In calculus, the concept of continuity is crucial to understanding how functions behave across intervals. Continuity means that a function doesn't have any sudden jumps or breaks in its values. For Rolle's Theorem, the function must be continuous on the closed interval \[a, b\].

When addressing the exercise with the function \(f(x) = x - x^{3/2}\), we state that this function is continuous on \([0, 1]\). This is because both parts of the function, \(x\) and \(x^{3/2}\), are continuous on this interval. Continuous functions can be easily identified as those which you can draw without lifting your pencil. This seamless connectivity ensures the first requirement of Rolles’ Theorem is met.

Differentiability ensures that a function has a defined tangent at each point in the interior of the interval. For the function to be differentiable on an interval \(a, b\), the derivative must exist. This is a bit stricter than continuity because a function can be continuous but not differentiable.

In the problem given, the derivative of \(f(x) = x - x^{3/2}\) is calculated as \(f'(x) = 1 - \frac{3}{2}x^{1/2}\). As long as we can compute this derivative across the open interval \((0, 1)\), the function satisfies the differentiability criterion for Rolle’s Theorem. Showing that the derivative is valid on this interval confirms differentiability.

A key condition of Rolle's Theorem is that the function values at the endpoints of the interval must be equal, i.e., \(f(a) = f(b)\).

For our problem, we need to compare the function values at 0 and 1:

• Calculate \(f(0) = 0^1 - 0^{3/2} = 0\).
• Calculate \(f(1) = 1 - 1^{3/2} = 0\).

Since both \(f(0)\) and \(f(1)\) equal 0, this condition is satisfied. This shows that the graph of the function does not rise or fall as it moves from the start to the end of the interval.

The derivative represents the rate of change or the slope of the tangent line to the curve of a function. It plays a vital role in Rolle's Theorem as it helps identify points on the function where the slope is zero.

For the function \(f(x) = x - x^{3/2}\), its derivative \(f'(x) = 1 - \frac{3}{2}x^{1/2}\) is zero when the function’s tangent is horizontal. Solving \(1 - \frac{3}{2}\sqrt{x} = 0\), we find \(\sqrt{x} = \frac{2}{3}\), meaning \(x = \left(\frac{2}{3}\right)^2 = \frac{4}{9}\). The expression \(f'(x) = 0\) confirms where the rate of change is zero, indicating a potential maximum, minimum, or a point of inflection.

Intervals define the sections of the x-axis over which we consider the behavior of functions. Understanding intervals is essential in calculus to apply theorems like Rolle's Theorem properly.
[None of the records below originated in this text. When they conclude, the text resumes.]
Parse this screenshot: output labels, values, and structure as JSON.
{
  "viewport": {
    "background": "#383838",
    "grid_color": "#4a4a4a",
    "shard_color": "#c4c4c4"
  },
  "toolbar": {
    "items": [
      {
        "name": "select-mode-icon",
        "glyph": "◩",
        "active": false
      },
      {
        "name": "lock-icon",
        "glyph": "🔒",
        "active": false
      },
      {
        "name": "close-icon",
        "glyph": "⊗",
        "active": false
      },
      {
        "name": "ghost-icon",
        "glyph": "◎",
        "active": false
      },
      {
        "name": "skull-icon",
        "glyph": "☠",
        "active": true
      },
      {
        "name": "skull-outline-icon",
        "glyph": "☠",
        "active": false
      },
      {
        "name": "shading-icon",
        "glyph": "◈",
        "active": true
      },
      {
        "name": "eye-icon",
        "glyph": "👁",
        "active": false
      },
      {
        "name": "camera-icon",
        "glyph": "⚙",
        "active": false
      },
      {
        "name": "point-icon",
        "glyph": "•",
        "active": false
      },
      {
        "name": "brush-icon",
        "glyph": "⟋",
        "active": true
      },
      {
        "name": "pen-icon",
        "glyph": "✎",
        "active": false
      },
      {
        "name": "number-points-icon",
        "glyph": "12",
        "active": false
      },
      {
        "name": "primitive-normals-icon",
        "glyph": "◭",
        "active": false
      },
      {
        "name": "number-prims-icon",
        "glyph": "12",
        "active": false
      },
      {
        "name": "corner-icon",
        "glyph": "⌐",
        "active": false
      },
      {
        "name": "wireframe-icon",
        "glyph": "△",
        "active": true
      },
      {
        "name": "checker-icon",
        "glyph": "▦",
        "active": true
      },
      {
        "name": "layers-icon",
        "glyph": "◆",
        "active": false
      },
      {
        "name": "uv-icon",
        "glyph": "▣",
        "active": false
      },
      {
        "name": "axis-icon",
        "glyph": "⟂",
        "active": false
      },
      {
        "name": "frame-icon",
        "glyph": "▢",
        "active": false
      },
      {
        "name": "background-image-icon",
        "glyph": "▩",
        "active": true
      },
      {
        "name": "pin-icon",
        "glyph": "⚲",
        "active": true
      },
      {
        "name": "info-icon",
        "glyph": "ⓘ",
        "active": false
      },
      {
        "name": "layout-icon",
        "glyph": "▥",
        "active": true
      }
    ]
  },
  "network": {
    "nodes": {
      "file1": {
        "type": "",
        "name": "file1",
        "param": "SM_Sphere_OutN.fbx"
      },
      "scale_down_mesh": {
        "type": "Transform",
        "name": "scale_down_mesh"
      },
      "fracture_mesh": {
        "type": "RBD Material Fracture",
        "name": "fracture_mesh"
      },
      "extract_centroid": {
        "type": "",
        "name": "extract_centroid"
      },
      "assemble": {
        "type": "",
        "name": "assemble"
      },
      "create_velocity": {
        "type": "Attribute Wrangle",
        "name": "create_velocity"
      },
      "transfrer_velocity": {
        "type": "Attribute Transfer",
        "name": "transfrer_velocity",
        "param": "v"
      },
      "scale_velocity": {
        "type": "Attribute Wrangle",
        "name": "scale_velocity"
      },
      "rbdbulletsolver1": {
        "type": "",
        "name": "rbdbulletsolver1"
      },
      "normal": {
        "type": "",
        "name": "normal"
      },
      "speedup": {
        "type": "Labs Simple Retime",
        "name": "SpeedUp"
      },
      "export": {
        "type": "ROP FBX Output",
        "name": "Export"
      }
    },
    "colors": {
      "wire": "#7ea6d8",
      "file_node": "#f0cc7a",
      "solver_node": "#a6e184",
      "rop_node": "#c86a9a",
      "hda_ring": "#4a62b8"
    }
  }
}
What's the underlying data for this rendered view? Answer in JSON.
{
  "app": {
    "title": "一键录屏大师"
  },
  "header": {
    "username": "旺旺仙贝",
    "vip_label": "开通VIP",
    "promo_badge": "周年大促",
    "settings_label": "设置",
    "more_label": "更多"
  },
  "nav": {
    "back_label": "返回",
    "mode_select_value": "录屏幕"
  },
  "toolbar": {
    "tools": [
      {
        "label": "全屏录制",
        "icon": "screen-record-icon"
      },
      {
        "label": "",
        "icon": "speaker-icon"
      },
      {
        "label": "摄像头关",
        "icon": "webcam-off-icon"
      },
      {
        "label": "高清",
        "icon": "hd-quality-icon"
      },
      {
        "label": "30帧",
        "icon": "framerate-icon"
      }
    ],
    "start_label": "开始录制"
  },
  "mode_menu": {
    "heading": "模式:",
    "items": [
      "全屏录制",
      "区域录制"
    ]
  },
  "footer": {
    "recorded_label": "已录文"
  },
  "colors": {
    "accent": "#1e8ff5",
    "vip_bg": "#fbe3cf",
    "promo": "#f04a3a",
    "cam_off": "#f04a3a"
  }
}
In this exercise, our interval is \([0, 1]\), a closed interval where we examine the endpoints, and \((0, 1)\), an open interval used when discussing differentiability. The intervals signify where the function's specific properties, like continuity and differentiability, need checking. Given \(c = \frac{4}{9}\) falls in \((0, 1)\), all conditions of Rolle's Theorem on the interval are verified. Correctly identifying and working with these intervals ensures the accurate application of calculus principles.